Saya tahu harus ada yang dikorbankan, Pikiran Rakyat melansir, dana yang digelontorkan demi tercapainya
pemilu mencapai angka Rp 115 triliun, itu bukan uang yang sedikit, itu uang
yang banyak, sangat banyak. Karena itu saya berpikir, golput tidak akan membuat
saya lebih baik dari para petani yang ditembaki, saya paham, tidak boleh ada
pemborosan sekecil apapun di masa sekarang ini.

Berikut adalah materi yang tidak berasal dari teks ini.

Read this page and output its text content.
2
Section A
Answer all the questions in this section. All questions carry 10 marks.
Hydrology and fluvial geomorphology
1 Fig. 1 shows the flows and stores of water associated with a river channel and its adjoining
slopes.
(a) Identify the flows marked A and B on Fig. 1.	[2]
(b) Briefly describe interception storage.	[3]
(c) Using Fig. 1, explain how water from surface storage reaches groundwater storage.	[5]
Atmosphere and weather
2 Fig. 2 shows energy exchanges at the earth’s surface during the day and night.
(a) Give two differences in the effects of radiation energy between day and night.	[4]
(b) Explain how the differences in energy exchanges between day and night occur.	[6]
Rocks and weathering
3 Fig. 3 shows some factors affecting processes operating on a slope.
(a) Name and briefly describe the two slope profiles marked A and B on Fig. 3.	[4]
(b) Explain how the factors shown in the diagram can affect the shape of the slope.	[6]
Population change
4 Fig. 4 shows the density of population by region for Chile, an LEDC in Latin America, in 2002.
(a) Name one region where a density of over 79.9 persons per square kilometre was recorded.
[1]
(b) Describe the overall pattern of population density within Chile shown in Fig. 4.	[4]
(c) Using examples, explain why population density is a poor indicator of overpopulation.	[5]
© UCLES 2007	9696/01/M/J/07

Katanya negara kita demokrasi, maka dari itu pemilu
diadakan, demokrasi dengan sistem perwakilan. Makanya, bapak-bapak samping
rumah saya niat banget untuk koar-koar untuk menghitung suara, demi terwakilnya
suara kita nanti.
Yakin mereka mewakili kita? Tahu darimana? Pernah kita
bertemu dengan mereka? Apa yang membuat mereka bisa kita percaya? Tidak ada.
Kita menggantungkan kehidupan pada mereka yang sama sekali belum kita kenal,
tetapi saat kita menolak untuk menggantungkan hidup kita, kita disalahkan, kita
dicibir, “katanya kita tidak berhak!”, lalu apa daya, kita bagian dari sistem
yang tidak bisa berbuat apa-apa.
Sore mulai bergulir, saat terdengar gegap-gempita quick count di televisi, dan koar-koar
para penghitung suara di TPS terdekat, ribuan mil nun jauhnya, negeri Utopia
sedang merayakan kejadian yang hampir serupa, bedanya, mereka tidak
terwakilkan, mereka membawa diri mereka sendiri, sebagai satu kesatuan yang kolektif
dan komunal. Sementara kita sekarang, sukses merayakan kebanalan, tabik. (MFA)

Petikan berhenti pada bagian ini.